De kapel was dus niet lang daarvoor gesticht en was toegewijd aan de Heilige Antonius. Over de
omstandigheden van de oprichting is niets met
zekerheid bekend.
De
rectors
Aan de kapel waren inkomsten verbonden voor een geestelijke die
daarvoor in de kapel (wekelijks) 2 missen opdroeg. In de
aartsdiakonale inkomstenregister worden de volgende rectors
genoemd:
- Voor 26-6-1475: Johannes van Risinghen,
geestelijke - Op 26-6-1475 volgde Johannes van der Straten,
geestelijke, Van Risinghen op - 1484: Johannes van der
Straten wordt vermeld als eigenaar van het rectoraat. Hij is
afwezig en laat zich vervangen door Johannes van Bruesel. Hij
betaalt voor zijn afwezigheid 2 mud rogge. - 1510-1524:
rector heer Johannes van der Straten wordt vermeld - 1566:
rector heer Theodoricus Danielis wordt vermeld
Heer
Jan soene wylen Dirck Hanricxs, ‘priester, rectoer van Sente
Anthonis capelle’, gelegen in Veghel aent Havelt, en ook
‘rectoer van Sente Achten altair binnen der prochiekecken van
Vechel’ heeft op 13-5-1549 aan heer Gerit, zoon van wijlen Jan
Gerits, priestere, alle inkomsten overgegeven van de ‘capellen
van Sente Anthonis voirseyt ende oyck behoirende den altair van
Sente Achte voirseyt’, voor zolang als beiden leven, onder
voorwaarde dat heer Gerit elke week in voornoemde ‘capellen’
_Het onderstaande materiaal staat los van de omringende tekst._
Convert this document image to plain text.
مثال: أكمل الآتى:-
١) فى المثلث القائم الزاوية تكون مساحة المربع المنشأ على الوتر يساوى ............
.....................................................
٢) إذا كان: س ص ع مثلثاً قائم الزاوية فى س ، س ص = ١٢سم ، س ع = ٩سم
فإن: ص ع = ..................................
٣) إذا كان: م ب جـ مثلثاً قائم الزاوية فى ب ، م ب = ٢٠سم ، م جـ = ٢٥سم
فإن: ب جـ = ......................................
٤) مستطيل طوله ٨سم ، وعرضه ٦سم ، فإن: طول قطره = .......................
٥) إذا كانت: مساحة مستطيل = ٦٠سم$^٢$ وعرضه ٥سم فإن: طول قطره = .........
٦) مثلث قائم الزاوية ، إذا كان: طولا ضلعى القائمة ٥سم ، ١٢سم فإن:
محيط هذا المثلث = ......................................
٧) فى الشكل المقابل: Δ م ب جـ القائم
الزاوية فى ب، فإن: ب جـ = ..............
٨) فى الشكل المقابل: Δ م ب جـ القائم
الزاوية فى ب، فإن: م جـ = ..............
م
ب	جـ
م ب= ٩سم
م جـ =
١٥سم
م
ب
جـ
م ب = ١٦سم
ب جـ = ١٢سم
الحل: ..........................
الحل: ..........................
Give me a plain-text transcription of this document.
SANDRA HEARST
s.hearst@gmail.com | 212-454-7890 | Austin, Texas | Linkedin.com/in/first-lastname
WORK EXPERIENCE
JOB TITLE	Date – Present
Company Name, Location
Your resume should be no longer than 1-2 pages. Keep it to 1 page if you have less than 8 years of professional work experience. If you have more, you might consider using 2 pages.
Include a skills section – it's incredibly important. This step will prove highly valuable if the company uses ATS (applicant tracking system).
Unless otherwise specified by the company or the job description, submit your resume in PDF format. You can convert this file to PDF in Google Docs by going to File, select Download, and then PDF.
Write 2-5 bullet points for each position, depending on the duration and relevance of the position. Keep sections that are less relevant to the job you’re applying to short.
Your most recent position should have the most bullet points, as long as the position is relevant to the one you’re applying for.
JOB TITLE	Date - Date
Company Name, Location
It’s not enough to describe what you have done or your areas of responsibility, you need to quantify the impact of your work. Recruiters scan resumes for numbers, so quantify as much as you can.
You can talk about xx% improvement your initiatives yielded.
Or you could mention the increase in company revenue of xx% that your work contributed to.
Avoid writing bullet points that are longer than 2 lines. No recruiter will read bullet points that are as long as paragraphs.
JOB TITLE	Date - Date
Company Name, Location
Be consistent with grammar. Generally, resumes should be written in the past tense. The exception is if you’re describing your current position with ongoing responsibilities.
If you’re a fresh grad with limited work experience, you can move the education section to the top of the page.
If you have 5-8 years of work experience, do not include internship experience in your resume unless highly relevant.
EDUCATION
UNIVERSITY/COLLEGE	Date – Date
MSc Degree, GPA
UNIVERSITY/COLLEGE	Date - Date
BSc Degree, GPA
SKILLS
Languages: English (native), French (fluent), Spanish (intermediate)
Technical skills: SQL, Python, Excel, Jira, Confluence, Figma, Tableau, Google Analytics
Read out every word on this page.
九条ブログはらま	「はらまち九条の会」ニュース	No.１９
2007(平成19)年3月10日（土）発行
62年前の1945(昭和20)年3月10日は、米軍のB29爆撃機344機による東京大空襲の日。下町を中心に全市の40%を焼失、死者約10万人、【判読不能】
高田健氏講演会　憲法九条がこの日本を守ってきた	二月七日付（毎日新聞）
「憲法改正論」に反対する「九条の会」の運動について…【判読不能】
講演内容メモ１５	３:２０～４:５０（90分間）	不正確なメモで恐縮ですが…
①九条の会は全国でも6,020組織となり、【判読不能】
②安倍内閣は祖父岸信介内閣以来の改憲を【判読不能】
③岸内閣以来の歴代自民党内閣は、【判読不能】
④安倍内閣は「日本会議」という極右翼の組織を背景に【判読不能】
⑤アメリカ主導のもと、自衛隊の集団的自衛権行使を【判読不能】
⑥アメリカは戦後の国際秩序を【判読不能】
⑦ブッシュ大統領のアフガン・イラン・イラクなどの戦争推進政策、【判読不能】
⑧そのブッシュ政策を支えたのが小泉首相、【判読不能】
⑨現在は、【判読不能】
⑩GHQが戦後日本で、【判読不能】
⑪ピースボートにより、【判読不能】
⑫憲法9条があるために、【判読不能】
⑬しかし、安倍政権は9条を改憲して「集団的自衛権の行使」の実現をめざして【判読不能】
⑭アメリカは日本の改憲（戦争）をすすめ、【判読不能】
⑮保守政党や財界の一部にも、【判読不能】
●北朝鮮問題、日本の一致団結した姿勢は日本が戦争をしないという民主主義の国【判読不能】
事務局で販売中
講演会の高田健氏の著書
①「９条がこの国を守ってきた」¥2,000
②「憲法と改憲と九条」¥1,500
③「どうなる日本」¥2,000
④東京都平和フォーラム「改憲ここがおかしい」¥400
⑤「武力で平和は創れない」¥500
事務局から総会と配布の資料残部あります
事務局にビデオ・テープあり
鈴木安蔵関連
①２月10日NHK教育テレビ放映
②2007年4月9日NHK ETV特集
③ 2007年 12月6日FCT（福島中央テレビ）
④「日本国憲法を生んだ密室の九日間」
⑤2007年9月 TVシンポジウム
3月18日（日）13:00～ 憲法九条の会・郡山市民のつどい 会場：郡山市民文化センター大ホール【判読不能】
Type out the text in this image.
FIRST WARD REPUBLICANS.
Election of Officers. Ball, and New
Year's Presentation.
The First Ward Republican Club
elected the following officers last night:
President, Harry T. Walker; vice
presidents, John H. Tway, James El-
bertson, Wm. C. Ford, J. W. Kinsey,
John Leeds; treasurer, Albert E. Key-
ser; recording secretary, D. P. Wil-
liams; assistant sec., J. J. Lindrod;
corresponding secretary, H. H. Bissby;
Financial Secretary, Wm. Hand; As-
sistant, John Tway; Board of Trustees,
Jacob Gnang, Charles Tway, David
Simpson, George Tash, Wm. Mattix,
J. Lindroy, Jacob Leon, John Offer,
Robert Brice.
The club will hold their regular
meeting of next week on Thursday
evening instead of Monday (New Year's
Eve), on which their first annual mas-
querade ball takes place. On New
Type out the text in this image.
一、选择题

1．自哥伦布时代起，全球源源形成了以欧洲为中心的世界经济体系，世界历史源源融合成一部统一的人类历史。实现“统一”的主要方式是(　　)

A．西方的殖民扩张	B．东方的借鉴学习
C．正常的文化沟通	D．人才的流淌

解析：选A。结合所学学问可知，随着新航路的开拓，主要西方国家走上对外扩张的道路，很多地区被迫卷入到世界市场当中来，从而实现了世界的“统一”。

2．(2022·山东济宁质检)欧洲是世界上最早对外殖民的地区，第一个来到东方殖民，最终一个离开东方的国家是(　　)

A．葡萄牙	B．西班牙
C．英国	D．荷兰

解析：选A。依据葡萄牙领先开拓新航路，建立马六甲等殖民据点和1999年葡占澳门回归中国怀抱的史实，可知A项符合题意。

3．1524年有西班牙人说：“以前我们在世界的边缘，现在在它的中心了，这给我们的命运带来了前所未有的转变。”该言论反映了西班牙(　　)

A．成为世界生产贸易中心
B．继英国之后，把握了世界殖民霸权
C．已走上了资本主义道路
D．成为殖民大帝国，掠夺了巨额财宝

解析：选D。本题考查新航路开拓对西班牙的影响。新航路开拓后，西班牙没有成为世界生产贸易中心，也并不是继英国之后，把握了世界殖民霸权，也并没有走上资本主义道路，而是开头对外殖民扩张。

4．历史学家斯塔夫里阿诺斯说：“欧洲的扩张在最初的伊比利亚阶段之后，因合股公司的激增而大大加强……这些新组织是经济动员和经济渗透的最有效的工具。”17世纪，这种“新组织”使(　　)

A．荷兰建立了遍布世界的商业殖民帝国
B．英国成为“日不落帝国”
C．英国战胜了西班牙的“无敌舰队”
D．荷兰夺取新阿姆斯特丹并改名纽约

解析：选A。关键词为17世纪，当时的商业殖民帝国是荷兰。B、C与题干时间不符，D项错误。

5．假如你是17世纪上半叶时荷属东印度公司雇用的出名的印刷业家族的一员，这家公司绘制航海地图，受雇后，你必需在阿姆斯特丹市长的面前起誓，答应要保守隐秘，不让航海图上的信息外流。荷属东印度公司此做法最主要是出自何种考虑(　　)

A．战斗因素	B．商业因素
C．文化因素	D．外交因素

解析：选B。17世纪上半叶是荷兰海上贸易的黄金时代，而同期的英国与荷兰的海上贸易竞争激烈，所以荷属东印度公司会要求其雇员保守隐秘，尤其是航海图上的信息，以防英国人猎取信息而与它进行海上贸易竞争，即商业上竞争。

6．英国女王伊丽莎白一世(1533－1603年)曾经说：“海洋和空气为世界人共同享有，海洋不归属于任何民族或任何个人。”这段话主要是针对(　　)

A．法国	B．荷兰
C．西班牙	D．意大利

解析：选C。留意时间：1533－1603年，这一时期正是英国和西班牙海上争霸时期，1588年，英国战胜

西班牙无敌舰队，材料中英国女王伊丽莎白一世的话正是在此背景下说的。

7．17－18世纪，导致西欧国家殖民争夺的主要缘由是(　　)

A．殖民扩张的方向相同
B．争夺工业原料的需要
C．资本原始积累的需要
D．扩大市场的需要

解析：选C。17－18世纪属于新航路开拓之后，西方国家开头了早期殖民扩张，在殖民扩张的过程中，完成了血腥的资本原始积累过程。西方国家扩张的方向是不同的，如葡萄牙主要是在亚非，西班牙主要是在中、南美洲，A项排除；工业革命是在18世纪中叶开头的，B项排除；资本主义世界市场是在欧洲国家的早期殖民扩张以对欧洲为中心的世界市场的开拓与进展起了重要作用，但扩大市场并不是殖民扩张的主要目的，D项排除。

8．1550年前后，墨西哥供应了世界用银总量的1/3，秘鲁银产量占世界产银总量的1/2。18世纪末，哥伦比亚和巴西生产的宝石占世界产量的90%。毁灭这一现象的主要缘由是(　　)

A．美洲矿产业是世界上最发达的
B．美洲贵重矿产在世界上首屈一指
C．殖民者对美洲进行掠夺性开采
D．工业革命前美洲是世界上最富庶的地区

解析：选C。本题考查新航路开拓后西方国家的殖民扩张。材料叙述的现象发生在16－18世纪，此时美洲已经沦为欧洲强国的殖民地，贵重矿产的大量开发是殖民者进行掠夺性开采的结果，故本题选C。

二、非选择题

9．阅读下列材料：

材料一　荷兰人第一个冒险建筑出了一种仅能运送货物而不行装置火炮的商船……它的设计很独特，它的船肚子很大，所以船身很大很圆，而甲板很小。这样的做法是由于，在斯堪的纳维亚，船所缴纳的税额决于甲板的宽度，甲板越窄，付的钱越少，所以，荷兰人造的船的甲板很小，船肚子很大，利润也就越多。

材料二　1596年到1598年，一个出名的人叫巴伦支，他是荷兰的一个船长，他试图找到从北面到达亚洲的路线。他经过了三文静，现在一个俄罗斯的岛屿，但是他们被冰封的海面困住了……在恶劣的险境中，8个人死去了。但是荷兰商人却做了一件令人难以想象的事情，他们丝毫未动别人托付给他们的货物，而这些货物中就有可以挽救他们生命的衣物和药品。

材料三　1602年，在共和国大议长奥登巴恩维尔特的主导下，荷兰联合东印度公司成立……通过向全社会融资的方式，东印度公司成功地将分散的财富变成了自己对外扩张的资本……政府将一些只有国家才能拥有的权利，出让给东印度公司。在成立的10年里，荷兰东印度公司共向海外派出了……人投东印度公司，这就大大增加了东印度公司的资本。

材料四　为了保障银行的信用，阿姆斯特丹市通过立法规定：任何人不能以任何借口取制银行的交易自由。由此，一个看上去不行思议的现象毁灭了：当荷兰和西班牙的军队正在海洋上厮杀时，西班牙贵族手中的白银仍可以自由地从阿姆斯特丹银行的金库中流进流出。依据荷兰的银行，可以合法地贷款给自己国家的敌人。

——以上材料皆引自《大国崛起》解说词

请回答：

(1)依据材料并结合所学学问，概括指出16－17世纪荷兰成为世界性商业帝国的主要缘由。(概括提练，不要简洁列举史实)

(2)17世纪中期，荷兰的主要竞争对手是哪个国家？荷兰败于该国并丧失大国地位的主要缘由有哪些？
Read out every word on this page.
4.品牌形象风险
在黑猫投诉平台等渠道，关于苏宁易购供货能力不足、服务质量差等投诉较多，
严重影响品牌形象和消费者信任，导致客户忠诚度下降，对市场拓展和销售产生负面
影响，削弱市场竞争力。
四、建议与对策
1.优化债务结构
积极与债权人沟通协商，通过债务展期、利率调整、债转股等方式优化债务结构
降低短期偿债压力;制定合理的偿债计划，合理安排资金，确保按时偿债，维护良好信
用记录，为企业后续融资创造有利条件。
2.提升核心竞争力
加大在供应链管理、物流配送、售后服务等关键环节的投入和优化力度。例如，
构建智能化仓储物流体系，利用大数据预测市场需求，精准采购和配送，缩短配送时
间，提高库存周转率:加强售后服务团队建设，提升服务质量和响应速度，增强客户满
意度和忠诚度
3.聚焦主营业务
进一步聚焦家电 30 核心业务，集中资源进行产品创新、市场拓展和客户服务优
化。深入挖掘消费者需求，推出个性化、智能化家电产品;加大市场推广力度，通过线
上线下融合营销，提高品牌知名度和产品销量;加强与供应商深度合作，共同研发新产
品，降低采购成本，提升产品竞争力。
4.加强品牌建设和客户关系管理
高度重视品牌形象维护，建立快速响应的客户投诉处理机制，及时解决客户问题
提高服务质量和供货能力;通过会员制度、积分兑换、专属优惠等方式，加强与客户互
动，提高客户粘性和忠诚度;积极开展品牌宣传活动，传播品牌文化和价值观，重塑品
drie missen zal lezen en dat heer Gerit aan heer Jan elk jaar 24
Carolus gulden zal betalen. Heer Gerit zal ook alle belastingen
betalen en inhouden op die 24 Carolus gulden. De 2 mud rogge,
‘Bosscher maten’, die Ruth Peter Tielenss onlangs uit zijn goed
betaald heeft zijn nog voor heer Jan.
-
Waar de kapel stond
Wim Cornelissen schreef in 1980: De plaats waar deze kapel heeft
gestaan is niet met zekerheid aan te wijzen. De kaart van A. C.
Brock van 1825 geeft enige aanwijzing en zou overeen kunnen
komen met de plaats die nu nog bekend is als "de Kapelhof". Bij
het bewerken van dit land stuit men op bepaalde plaatsen van dit
land op puinresten, hetgeen ook een aanwijzing kan zijn voor de
plaatsbepaling.
Verhees
gaf de standplaats van de kapel aan op zijn kaart van 1806.
Mogelijk liet hij zich leiden door sporen van een ruïne
en informatie van omwonenden.
Op nevenstaande kaart is de kaart van
Veerhees op de kadasterkaart van 1832 geprojecteerd.
Op onderstaande kaart is het perceel
"De Kapelhof" rood gearceerd. We hebben de plaats waae de kapel
gestaan zal hebben met een zwarte stip aangegeven.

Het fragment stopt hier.